I read a lot of catalogues at the moment. Each day, a wad arrives in our little letterbox, and the pile is big enough that, if you had a log cabin in the forest and no toilet paper, you could stack it there as a replacement and it would last you a week. Or maybe two or three days, because the shinier catalogues are useless for that kind of thing. But I digress.
I have often halfheartedly toyed with the idea of putting a ‘no junk mail’ sticker on our letterbox, but I shamefully admit it has now become a guilty ritual to extract The Wad, take it upstairs and browse. Before I go into intimate details of the secret pleasures it brings me, please allow me hand you a torch, and together we shall illuminate some of the dusty recesses of my childhood.
When I was a lass, and went to get the milk out of the letterbox (YES! Our letterbox was big enough to put the milk in, and yes we used to have a milkman. I’m saving this nugget for my memoirs), there would often be a sodden Woolworths catalogue stuck to the bottom of the tetra pack, and I would wonder to my prepubescent self, surely no one actually pays attention to the price of pork neck at Woolworths versus the same per-kilo value at Coles? Or rather, I probably didn’t wonder so much as automatically chuck out all catalogues that did not contain Lego and/or sports equipment.

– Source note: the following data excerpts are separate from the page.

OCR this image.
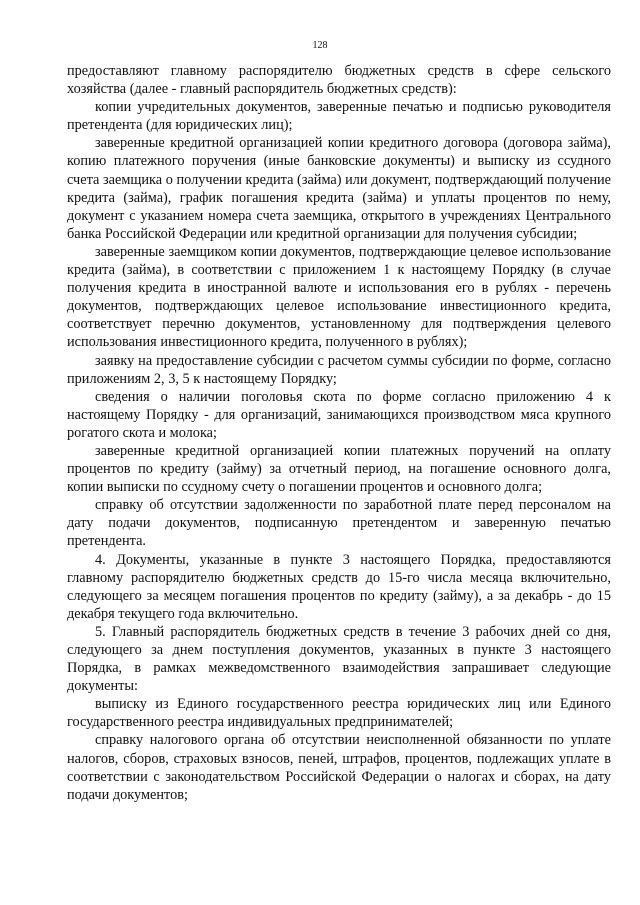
128

предоставляют главному распорядителю бюджетных средств в сфере сельского хозяйства (далее - главный распорядитель бюджетных средств):

копии учредительных документов, заверенные печатью и подписью руководителя претендента (для юридических лиц);

заверенные кредитной организацией копии кредитного договора (договора займа), копию платежного поручения (иные банковские документы) и выписку из ссудного счета заемщика о получении кредита (займа) или документ, подтверждающий получение кредита (займа), график погашения кредита (займа) и уплаты процентов по нему, документ с указанием номера счета заемщика, открытого в учреждениях Центрального банка Российской Федерации или кредитной организации для получения субсидии;

заверенные заемщиком копии документов, подтверждающие целевое использование кредита (займа), в соответствии с приложением 1 к настоящему Порядку (в случае получения кредита в иностранной валюте и использования его в рублях - перечень документов, подтверждающих целевое использование инвестиционного кредита, соответствует перечню документов, установленному для подтверждения целевого использования инвестиционного кредита, полученного в рублях);

заявку на предоставление субсидии с расчетом суммы субсидии по форме, согласно приложениям 2, 3, 5 к настоящему Порядку;

сведения о наличии поголовья скота по форме согласно приложению 4 к настоящему Порядку - для организаций, занимающихся производством мяса крупного рогатого скота и молока;

заверенные кредитной организацией копии платежных поручений на оплату процентов по кредиту (займу) за отчетный период, на погашение основного долга, копии выписки по ссудному счету о погашении процентов и основного долга;

справку об отсутствии задолженности по заработной плате перед персоналом на дату подачи документов, подписанную претендентом и заверенную печатью претендента.

4. Документы, указанные в пункте 3 настоящего Порядка, предоставляются главному распорядителю бюджетных средств до 15-го числа месяца включительно, следующего за месяцем погашения процентов по кредиту (займу), а за декабрь - до 15 декабря текущего года включительно.

5. Главный распорядитель бюджетных средств в течение 3 рабочих дней со дня, следующего за днем поступления документов, указанных в пункте 3 настоящего Порядка, в рамках межведомственного взаимодействия запрашивает следующие документы:

выписку из Единого государственного реестра юридических лиц или Единого государственного реестра индивидуальных предпринимателей;

справку налогового органа об отсутствии неисполненной обязанности по уплате налогов, сборов, страховых взносов, пеней, штрафов, процентов, подлежащих уплате в соответствии с законодательством Российской Федерации о налогах и сборах, на дату подачи документов;
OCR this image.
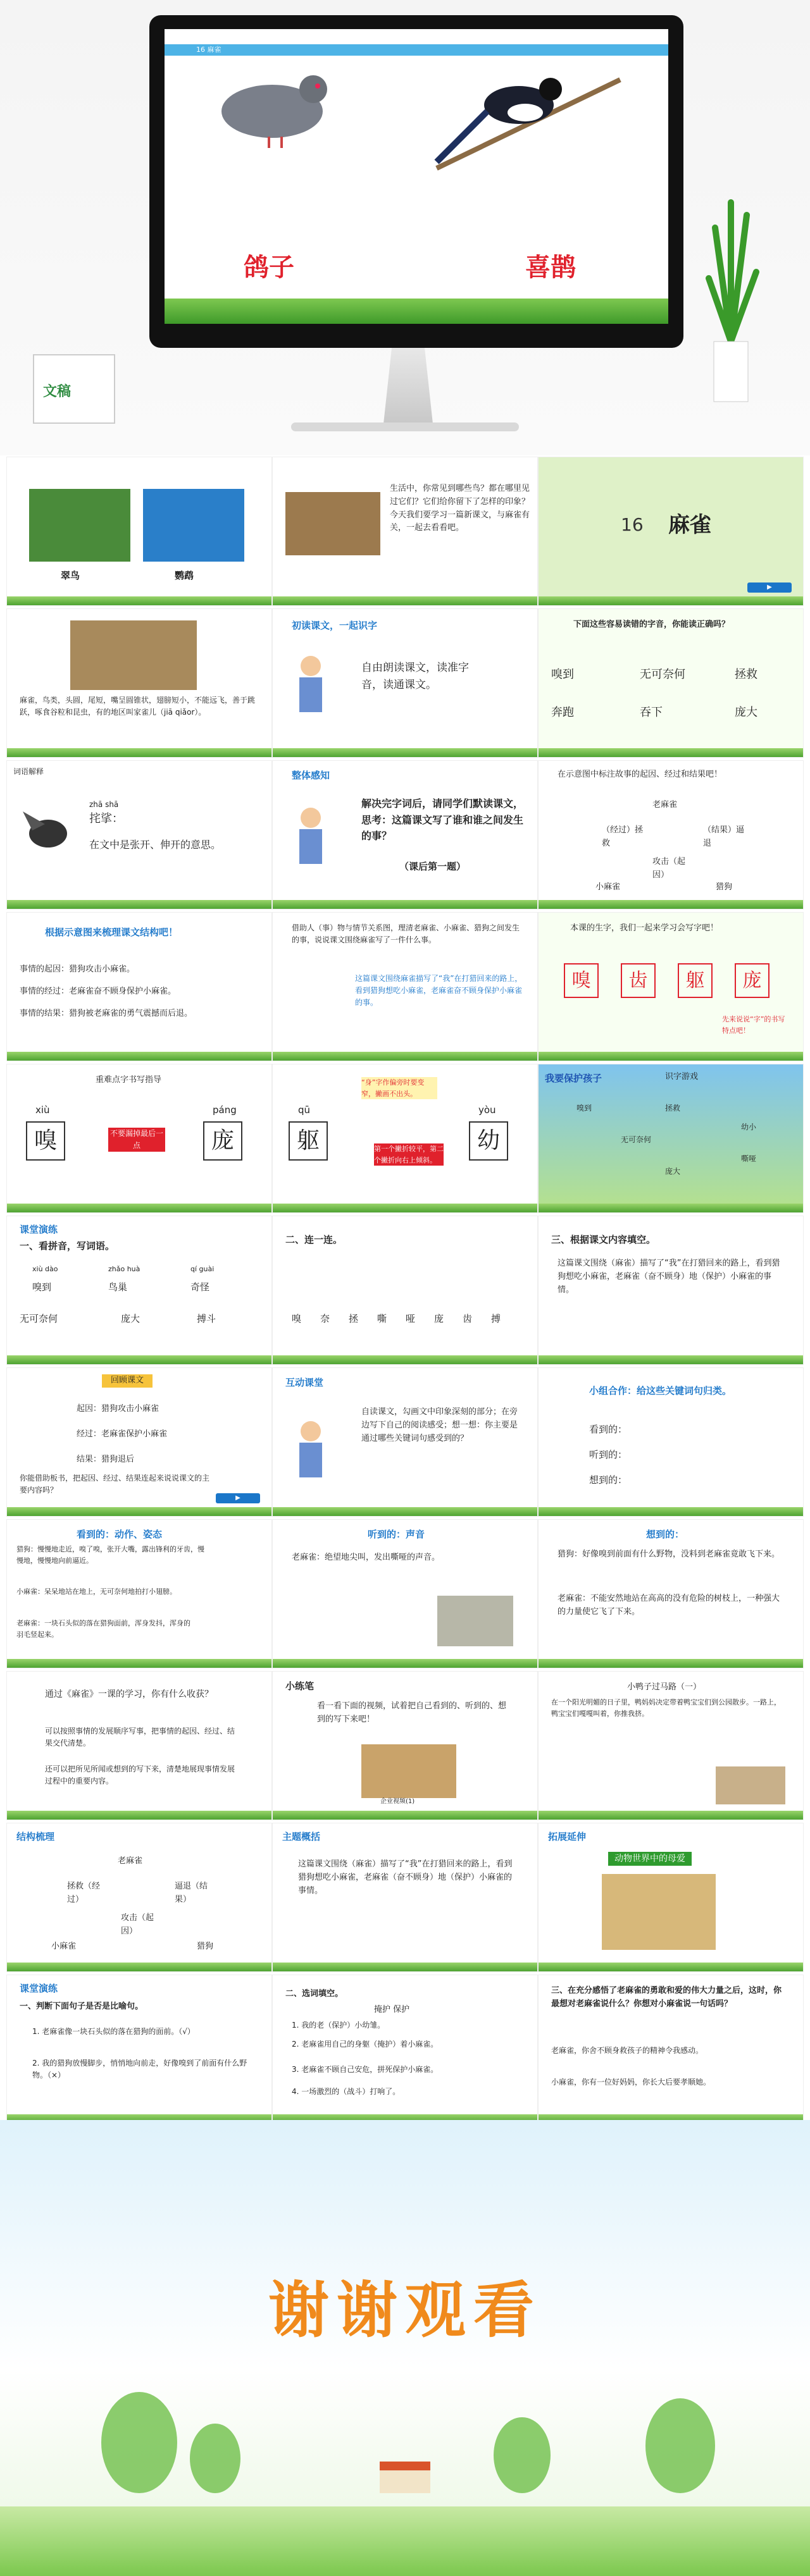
16 麻雀
鸽子	喜鹊
文稿
翠鸟	鹦鹉
生活中，你常见到哪些鸟？都在哪里见过它们？它们给你留下了怎样的印象？今天我们要学习一篇新课文，与麻雀有关，一起去看看吧。	16 麻雀
▶
麻雀，鸟类，头圆，尾短，嘴呈圆锥状，翅膀短小，不能远飞，善于跳跃，啄食谷粒和昆虫，有的地区叫家雀儿（jiā qiǎor）。
初读课文，一起识字
自由朗读课文，读准字音，读通课文。
下面这些容易读错的字音，你能读正确吗？
嗅到	无可奈何	拯救
奔跑	吞下	庞大
词语解释
zhā shā
挓挲：
在文中是张开、伸开的意思。
整体感知
解决完字词后，请同学们默读课文，思考：这篇课文写了谁和谁之间发生的事？
（课后第一题）
在示意图中标注故事的起因、经过和结果吧！
老麻雀
（经过）拯救
（结果）逼退
攻击（起因）
小麻雀	猎狗
根据示意图来梳理课文结构吧！
事情的起因：猎狗攻击小麻雀。
事情的经过：老麻雀奋不顾身保护小麻雀。
事情的结果：猎狗被老麻雀的勇气震撼而后退。
借助人（事）物与情节关系图，理清老麻雀、小麻雀、猎狗之间发生的事，说说课文围绕麻雀写了一件什么事。
这篇课文围绕麻雀描写了“我”在打猎回来的路上，看到猎狗想吃小麻雀，老麻雀奋不顾身保护小麻雀的事。
本课的生字，我们一起来学习会写字吧！
嗅	齿	躯	庞
先来说说“字”的书写特点吧！
重难点字书写指导
xiù
嗅	不要漏掉最后一点
páng
庞
qū
躯
“身”字作偏旁时要变窄，撇画不出头。
第一个撇折较平，第二个撇折向右上倾斜。
yòu
幼
我要保护孩子	识字游戏
嗅到	拯救
幼小
无可奈何
嘶哑
庞大
课堂演练
一、看拼音，写词语。
xiù dào	zhǎo huà	qí guài
嗅到	鸟巢	奇怪
无可奈何	庞大	搏斗
二、连一连。
嗅 奈 拯 嘶 哑 庞 齿 搏
三、根据课文内容填空。
这篇课文围绕（麻雀）描写了“我”在打猎回来的路上，看到猎狗想吃小麻雀，老麻雀（奋不顾身）地（保护）小麻雀的事情。
回顾课文
起因：猎狗攻击小麻雀
经过：老麻雀保护小麻雀
结果：猎狗退后
你能借助板书，把起因、经过、结果连起来说说课文的主要内容吗？
▶
互动课堂
自读课文，勾画文中印象深刻的部分；在旁边写下自己的阅读感受；想一想：你主要是通过哪些关键词句感受到的？
小组合作：给这些关键词句归类。
看到的：
听到的：
想到的：
看到的：动作、姿态
猎狗：慢慢地走近，嗅了嗅，张开大嘴，露出锋利的牙齿，慢慢地，慢慢地向前逼近。
小麻雀：呆呆地站在地上，无可奈何地拍打小翅膀。
老麻雀：一块石头似的落在猎狗面前，浑身发抖，浑身的羽毛竖起来。
听到的：声音
老麻雀：绝望地尖叫，发出嘶哑的声音。
想到的：
猎狗：好像嗅到前面有什么野物，没料到老麻雀竟敢飞下来。
老麻雀：不能安然地站在高高的没有危险的树枝上，一种强大的力量使它飞了下来。
通过《麻雀》一课的学习，你有什么收获？
可以按照事情的发展顺序写事，把事情的起因、经过、结果交代清楚。
还可以把所见所闻或想到的写下来，清楚地展现事情发展过程中的重要内容。
小练笔
看一看下面的视频，试着把自己看到的、听到的、想到的写下来吧！
企业视频(1)
小鸭子过马路（一）
在一个阳光明媚的日子里，鸭妈妈决定带着鸭宝宝们到公园散步。一路上，鸭宝宝们嘎嘎叫着，你推我挤。
结构梳理
老麻雀
拯救（经过）
逼退（结果）
攻击（起因）
小麻雀	猎狗
主题概括
这篇课文围绕（麻雀）描写了“我”在打猎回来的路上，看到猎狗想吃小麻雀，老麻雀（奋不顾身）地（保护）小麻雀的事情。
拓展延伸
动物世界中的母爱
课堂演练
一、判断下面句子是否是比喻句。
1. 老麻雀像一块石头似的落在猎狗的面前。（√）
2. 我的猎狗放慢脚步，悄悄地向前走，好像嗅到了前面有什么野物。（×）
二、选词填空。
掩护 保护
1. 我的老（保护）小幼雏。
2. 老麻雀用自己的身躯（掩护）着小麻雀。
3. 老麻雀不顾自己安危，拼死保护小麻雀。
4. 一场激烈的（战斗）打响了。
三、在充分感悟了老麻雀的勇敢和爱的伟大力量之后，这时，你最想对老麻雀说什么？你想对小麻雀说一句话吗？
老麻雀，你舍不顾身救孩子的精神令我感动。
小麻雀，你有一位好妈妈，你长大后要孝顺她。
谢谢观看
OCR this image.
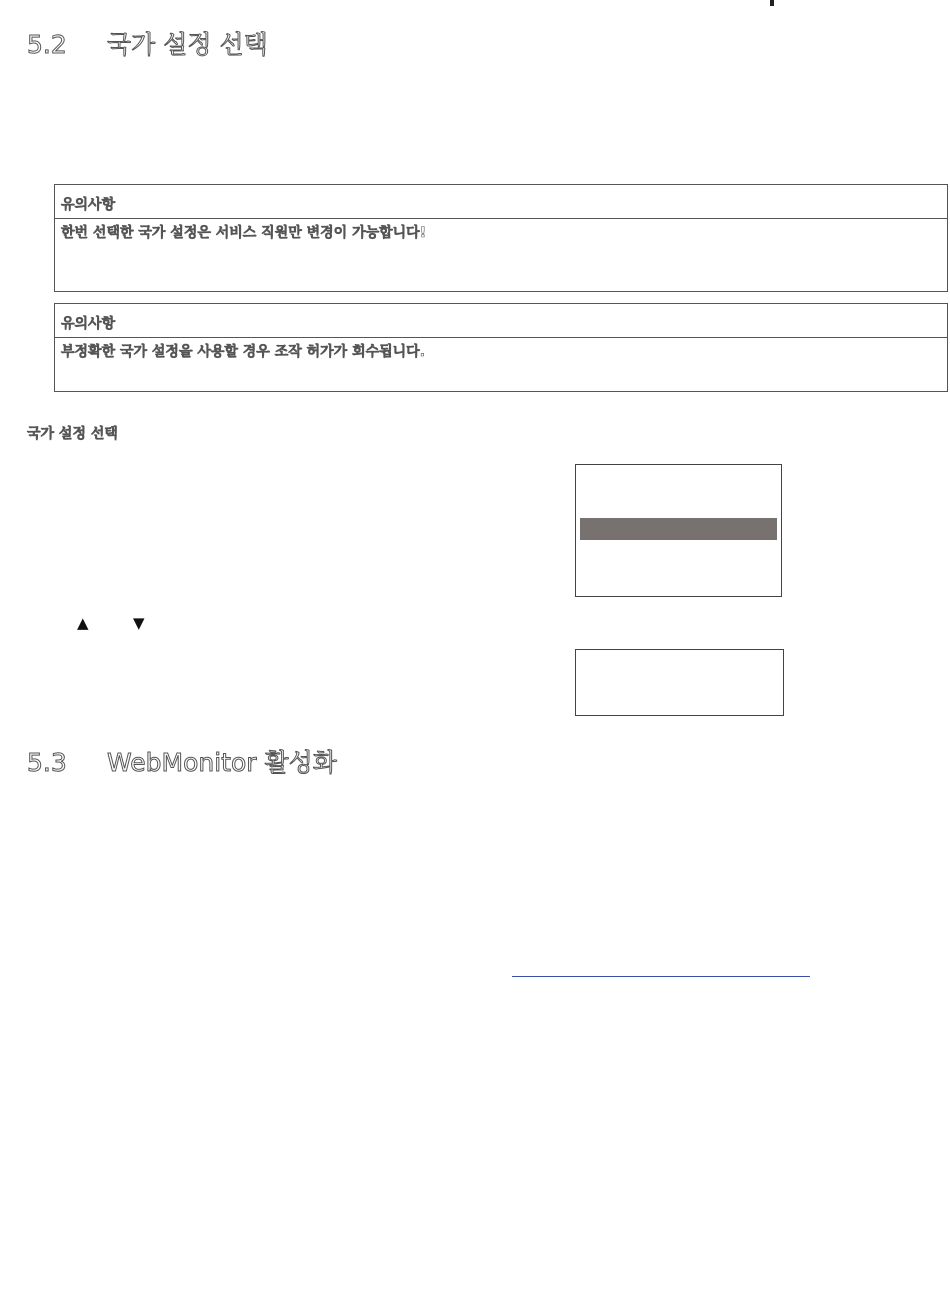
5.2 국가 설정 선택
유의사항
한번 선택한 국가 설정은 서비스 직원만 변경이 가능합니다!
유의사항
부정확한 국가 설정을 사용할 경우 조작 허가가 회수됩니다.
국가 설정 선택
▲	▼
5.3 WebMonitor 활성화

Then followed a transition stage. One of my parental units has been known to think that The Price Of A Bottle Of Coke at competing local grocery stores is a legitimate conversation topic, bless his their cotton socks, and in general would expound upon items featured on the glossy pages. So as I grew older, I came to realise that the perusal of advertising material did in fact go on in earnest behind the fibro facades of suburbia. Fine. Whatevs. That didn’t prevent the catologues from going on a one-way trip into the recycling bin as soon as I moved out and began to receive unsolicited mail of my very own.
Fast forward many years, and a curious coincidence emerged. Firstly, I moved into a new, unfurnished apartment, with 78m² of sheer possibility, no idea what was available, and a fervent desire to impress myself with my undiscovered interior design potential. How could furniture catalogues not become my reference bible?
Not long afterwards, I witnessed one of my potential in-laws settle back against the tiled oven after a hard day’s work, and, armed with a pair of scissors, snip out the colourful representations of blocks of Milka (2 for 1) and crates of beer (28c per bottle, strictly one crate per customer), with an air of such satisfaction that I set aside my cynicism.
Once, gentle reader, I was as naïve as you. I, too, scoffed at the arcane practice of researching so as to save at the maximum of a couple of gold coins. Time is money, and the minutes spent perusing marketing copy at least equalled the paltry savings afforded by a couple of pseudo half-price offers. Now, though, I have come to savour the joy in keeping up to date with the haberdashery section of four major furniture stores without leaving my (newly-furnished) quarters.
I cut out little pictures of gifts I could possibly maybe buy for my best friend’s kids (which I then for some reason or other don’t, but at least I have a little illustration of my good intentions). And as I flick past the hideous new spring dustcatchers on offer (indoor lanterns are big this year), I get to feel slightly superior to the faceless masses who will get sucked in by the percentage-off specials.
Then I will pretend that I will buy all of my ‘feature decorations’ from etsy, or from crusty oldtimers getting their nephews to sell that awesome trunk I want for a coffee table on ebay. And I will ignore the fact that thus far, 99% of my furnishing inspiration has come directly from the ikea website.